Effortlessly, If you can hum a tune, the website will do the rest. UJAM is a neat new website that was recently unveiled at the TechCrunch Disrupt conference in New York City. It transforms even the most basic tune hummed or sung into your computer’s microphone into a virtual masterpiece! Music giants Hans Zimmer and Pharrell Williams are backing the site, which will launch soon. The team behind it recently demoed the technology, which only requires a microphone and your computer.

Once you log into the site, you click record and you can start singing a song or humming a tune. You don’t even have to be on key. Once you’re done recording, the site will let you play back your music in a variety of ways – want a country twang, a big time musical score or a big band sound?

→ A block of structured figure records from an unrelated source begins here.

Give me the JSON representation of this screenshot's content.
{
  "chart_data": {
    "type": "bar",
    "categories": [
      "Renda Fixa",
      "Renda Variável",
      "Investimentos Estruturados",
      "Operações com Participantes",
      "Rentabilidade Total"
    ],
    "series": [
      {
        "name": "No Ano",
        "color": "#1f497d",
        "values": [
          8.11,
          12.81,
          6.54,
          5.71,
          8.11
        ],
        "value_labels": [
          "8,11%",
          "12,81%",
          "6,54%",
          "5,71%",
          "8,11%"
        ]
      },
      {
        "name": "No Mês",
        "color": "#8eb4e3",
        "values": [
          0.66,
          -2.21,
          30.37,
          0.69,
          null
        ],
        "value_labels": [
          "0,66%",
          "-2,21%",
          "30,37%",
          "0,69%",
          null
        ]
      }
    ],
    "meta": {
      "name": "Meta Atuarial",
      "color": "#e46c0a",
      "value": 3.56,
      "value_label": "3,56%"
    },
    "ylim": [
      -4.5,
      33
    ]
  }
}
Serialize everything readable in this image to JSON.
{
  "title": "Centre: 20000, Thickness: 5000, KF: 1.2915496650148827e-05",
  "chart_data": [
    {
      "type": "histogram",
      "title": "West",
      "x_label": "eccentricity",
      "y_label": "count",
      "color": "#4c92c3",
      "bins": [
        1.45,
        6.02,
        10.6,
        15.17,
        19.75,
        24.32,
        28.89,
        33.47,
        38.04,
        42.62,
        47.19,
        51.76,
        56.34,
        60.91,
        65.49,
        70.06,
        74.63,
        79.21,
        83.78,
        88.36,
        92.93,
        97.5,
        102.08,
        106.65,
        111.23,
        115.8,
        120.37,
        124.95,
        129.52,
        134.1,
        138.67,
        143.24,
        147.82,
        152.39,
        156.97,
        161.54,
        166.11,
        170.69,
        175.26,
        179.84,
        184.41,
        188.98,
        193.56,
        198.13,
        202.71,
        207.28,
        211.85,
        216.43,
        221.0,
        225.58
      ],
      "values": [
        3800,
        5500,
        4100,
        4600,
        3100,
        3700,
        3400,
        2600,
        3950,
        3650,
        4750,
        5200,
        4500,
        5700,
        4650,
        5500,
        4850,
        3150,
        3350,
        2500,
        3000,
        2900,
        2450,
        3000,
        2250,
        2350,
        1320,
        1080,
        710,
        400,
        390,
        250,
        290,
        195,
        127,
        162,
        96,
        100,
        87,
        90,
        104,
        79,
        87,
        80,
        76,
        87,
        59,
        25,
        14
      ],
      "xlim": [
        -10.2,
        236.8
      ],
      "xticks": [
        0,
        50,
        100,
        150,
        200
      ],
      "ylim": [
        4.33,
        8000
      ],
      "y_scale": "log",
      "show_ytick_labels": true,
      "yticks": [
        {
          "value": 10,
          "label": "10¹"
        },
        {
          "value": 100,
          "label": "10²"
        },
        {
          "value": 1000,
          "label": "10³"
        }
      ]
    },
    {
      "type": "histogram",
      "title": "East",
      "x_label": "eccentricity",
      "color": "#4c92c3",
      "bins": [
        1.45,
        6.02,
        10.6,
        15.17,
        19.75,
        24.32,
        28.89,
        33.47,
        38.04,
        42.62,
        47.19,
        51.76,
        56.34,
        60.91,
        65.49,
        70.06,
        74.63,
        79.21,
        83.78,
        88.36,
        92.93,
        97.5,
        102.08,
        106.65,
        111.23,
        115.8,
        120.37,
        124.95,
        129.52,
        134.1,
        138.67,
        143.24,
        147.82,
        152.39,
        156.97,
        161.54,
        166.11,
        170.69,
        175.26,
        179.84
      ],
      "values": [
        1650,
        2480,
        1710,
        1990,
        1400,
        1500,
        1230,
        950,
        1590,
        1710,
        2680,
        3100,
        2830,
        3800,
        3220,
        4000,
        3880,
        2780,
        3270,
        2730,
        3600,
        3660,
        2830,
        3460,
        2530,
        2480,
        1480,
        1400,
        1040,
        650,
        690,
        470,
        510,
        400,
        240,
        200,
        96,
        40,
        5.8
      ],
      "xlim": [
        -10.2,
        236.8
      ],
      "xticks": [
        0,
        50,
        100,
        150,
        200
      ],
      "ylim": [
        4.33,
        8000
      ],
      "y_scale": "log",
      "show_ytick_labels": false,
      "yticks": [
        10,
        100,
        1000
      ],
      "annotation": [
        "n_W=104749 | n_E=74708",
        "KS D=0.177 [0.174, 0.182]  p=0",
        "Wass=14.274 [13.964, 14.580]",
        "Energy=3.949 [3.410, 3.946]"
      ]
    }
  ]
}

It only takes one click of the mouse to transform your recording into a dozen variations. You can then share your creation with friends, family or the world! Making music has never been easier or faster, and you have to see – and hear it – to believe it. Check out the demo below for a sneak peek. Right now the website is taking applications for beta testers.

Chris Sacca Demostrates UJam


Updated: May 25th
Pharrell Williams & Hans Zimmer
If you’ve ever heard a singer live who sounded nothing like they did on the radio, your first thought is probably to ask for a refund for the hours of your life that you wasted listening to something slightly more harmonious than a cat in heat. Your second thought might be “I could make better music than that.” And if you catch the eye of a prominent producer, with the right connections, perhaps you could. But if you don’t have 1. P. Diddy on speed dial, or 2. access to a small army of people with the talent to turn your off key humming into something worth listening to you might have a challenge on your hands. UJAM wants to change that. The founders have recruited heavy hitter music industry pros like composer Hans Zimer and producer Pharrell Williams (that’s one down), and developed software that lets you add backing tracks, audio correction and lots more with a few clicks (and, that’s two).

Essentially they’re seriously reducing the entry barrier to not just creating music, but creating good music, by removing the need for formal training. Whether that’s a good or bad thing is a matter of opinion, but the technology is pretty amazing in terms of simplicity and end result. They ultimately want to be part of other music technologies online, and allow people to share their creations socially. While they are still an invite only service, they eventually plan to offer a freemium model where a certain number of styles and sound effects are available for free with more professional options available for a fee.